したがって、本発明のパワーモジュール用基板の製造方法においては、以下の方法により問題を解決した。
【0008】
本発明のパワーモジュール用基板の製造方法は、
アルミニウムを含むセラミックス材料により形成されたセラミックス母材に形成されたスクライブラインに沿って該セラミックス母材を複数のセラミックス基板に分割して、該セラミックス基板に金属層が積層されたパワーモジュール用基板を複数製造する方法であって、前記セラミックス母材にレーザ光を照射して前記スクライブラインを形成するレーザ加工工程と、前記スクライブラインが形成された前記セラミックス母材をアルミニウム用エッチング液で洗浄する洗浄工程と、前記洗浄工程後の前記セラミックス母材に前記金属層を形成する金属板をろう付け接合する接合工程と、前記セラミックス母材に接合された金属板をエッチングすることによりパターンを形成するエッチング工程と、前記エッチング工程後に前記セラミックス母材を前記スクライブラインに沿って分割する分割工程と、前記分割工程後に前記金属層に無電解メッキを施すメッキ工程とを備える。
【0009】
セラミックス母材と金属板との接合工程の前に、すなわち、スクライブラインが形成されたセラミックス母材が高温に曝される前に、そのセラミックス母材をアルミニウム用エッチング液で洗浄する洗浄工程を設けることにより、スクライブラインに形成された熱変性層を容易に除去することができる。
したがって、パワーモジュール用基板に無電解メッキ処理を行った際に、セラミックス基板の端縁にメッキが付着することを回避することができるので、良好な絶縁性能を確保することができる。

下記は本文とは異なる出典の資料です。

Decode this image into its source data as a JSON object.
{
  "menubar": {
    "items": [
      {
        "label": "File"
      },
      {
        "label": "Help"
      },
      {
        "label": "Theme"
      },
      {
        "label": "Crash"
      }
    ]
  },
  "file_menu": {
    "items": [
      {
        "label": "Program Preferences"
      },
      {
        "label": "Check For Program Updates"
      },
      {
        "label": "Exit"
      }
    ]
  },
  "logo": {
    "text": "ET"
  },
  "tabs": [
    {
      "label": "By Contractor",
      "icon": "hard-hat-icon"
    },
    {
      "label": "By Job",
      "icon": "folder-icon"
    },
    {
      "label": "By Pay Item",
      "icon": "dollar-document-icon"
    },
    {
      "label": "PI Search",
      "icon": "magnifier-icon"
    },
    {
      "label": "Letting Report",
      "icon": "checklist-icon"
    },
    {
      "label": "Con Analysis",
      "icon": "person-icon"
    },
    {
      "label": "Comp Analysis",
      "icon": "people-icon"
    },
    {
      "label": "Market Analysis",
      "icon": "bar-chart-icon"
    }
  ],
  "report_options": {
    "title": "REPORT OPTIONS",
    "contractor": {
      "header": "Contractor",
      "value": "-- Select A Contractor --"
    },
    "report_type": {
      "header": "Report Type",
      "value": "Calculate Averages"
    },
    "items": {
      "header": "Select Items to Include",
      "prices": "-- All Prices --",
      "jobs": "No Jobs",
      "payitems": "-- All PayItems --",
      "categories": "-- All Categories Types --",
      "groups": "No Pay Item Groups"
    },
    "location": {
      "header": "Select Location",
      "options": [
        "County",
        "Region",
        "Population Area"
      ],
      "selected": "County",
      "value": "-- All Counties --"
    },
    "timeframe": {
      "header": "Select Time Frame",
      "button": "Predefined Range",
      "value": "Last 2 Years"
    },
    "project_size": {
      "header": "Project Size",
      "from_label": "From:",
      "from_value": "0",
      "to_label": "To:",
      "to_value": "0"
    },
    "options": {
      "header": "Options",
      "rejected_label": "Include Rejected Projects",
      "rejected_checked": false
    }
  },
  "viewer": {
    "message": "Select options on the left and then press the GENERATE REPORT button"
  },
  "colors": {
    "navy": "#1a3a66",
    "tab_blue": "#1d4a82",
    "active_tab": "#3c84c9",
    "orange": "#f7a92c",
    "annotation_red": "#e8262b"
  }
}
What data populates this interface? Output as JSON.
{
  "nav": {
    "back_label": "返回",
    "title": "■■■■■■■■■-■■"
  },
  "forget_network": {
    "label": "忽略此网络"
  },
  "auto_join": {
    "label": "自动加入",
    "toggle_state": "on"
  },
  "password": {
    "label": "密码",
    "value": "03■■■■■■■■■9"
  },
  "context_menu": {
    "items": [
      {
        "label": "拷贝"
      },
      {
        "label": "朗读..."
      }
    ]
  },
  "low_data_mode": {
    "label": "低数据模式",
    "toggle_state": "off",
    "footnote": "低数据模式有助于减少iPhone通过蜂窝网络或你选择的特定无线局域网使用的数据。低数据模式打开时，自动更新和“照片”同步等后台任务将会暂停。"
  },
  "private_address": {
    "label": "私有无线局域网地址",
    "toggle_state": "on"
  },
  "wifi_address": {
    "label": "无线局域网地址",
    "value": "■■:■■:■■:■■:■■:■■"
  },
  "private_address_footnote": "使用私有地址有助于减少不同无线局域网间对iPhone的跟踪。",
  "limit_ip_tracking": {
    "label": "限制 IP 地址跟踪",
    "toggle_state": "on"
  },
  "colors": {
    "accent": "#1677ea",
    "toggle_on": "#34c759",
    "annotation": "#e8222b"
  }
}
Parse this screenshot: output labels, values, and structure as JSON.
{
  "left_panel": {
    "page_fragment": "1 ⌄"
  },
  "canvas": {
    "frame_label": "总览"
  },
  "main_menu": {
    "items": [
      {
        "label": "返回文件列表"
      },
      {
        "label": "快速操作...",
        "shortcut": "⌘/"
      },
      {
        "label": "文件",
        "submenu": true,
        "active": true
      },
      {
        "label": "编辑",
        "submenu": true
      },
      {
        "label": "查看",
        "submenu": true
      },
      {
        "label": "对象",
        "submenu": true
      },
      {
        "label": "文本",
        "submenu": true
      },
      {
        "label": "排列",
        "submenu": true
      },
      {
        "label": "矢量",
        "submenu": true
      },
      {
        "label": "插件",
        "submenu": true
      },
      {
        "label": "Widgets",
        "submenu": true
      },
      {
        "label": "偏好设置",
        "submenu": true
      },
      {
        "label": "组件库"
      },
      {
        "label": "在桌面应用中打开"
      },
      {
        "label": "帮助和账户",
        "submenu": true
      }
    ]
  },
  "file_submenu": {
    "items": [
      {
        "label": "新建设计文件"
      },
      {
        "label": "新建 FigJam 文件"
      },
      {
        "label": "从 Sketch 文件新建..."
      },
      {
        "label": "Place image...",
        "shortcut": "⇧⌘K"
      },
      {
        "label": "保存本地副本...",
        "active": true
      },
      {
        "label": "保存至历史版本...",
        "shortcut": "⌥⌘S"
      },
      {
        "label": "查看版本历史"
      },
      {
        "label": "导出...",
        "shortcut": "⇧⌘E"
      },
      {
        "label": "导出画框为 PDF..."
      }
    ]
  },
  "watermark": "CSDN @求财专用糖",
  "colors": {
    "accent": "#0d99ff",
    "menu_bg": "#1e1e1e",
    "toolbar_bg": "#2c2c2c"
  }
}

なお、セラミックス母材と金属板とのろう付け接合後にセラミックス母材のスクライブラインに形成された熱変性層を除去しようとする場合には、熱変性層を完全に除去することが難しくなる。この場合、スクライブラインに形成された熱変性層の一部が、セラミックス母材と金属板とのろう付け接合の際に、高温に曝されることにより、より安定な酸化物へと変化し、処理液へ溶解しにくくなることが要因であると考えられる。
【0010】
また、本発明のパワーモジュール用基板の製造方法は、
アルミニウムを含むセラミックス材料により形成されたセラミックス母材に形成されたスクライブラインに沿って該セラミックス母材を複数のセラミックス基板に分割して、該セラミックス基板に金属層が積層されたパワーモジュール用基板を複数製造する方法であって、前記セラミックス母材にレーザ光を照射して前記スクライブラインを形成するレーザ加工工程と、前記スクライブラインが形成された前記セラミックス母材を該スクライブラインに沿って分割して複数の前記セラミックス基板を形成する分割工程と、分割された前記セラミックス基板をアルミニウム用エッチング液で洗浄する洗浄工程と、前記洗浄工程後の前記セラミックス基板に金属板をろう付け接合して金属層を形成する接合工程と、前記接合工程後に前記金属層に無電解メッキを施すメッキ工程とを備える。
【0011】
このように、セラミックス母材を分割した後に、洗浄工程や金属板の接合工程を設けることも可能であり、この場合においても、セラミックス基板と金属板との接合工程の前に洗浄工程を設けることにより、スクライブラインに形成された熱変性層を容易に除去することが可能となる。
【0012】
本発明のパワーモジュール用基板の製造方法において、前記アルミニウム用エッチング液は、塩化鉄、塩化銅又は水酸化ナトリウムを主成分とする水溶液とされる。
アルミニウム用エッチング液に、塩化鉄、塩化銅又は水酸化ナトリウムを主成分とする水溶液を用いることで、スクライブラインに形成された熱変性層を容易に除去することができる。
【発明の効果】
【0013】
本発明によれば、パワーモジュール用基板の絶縁性能を良好に確保することが可能となる。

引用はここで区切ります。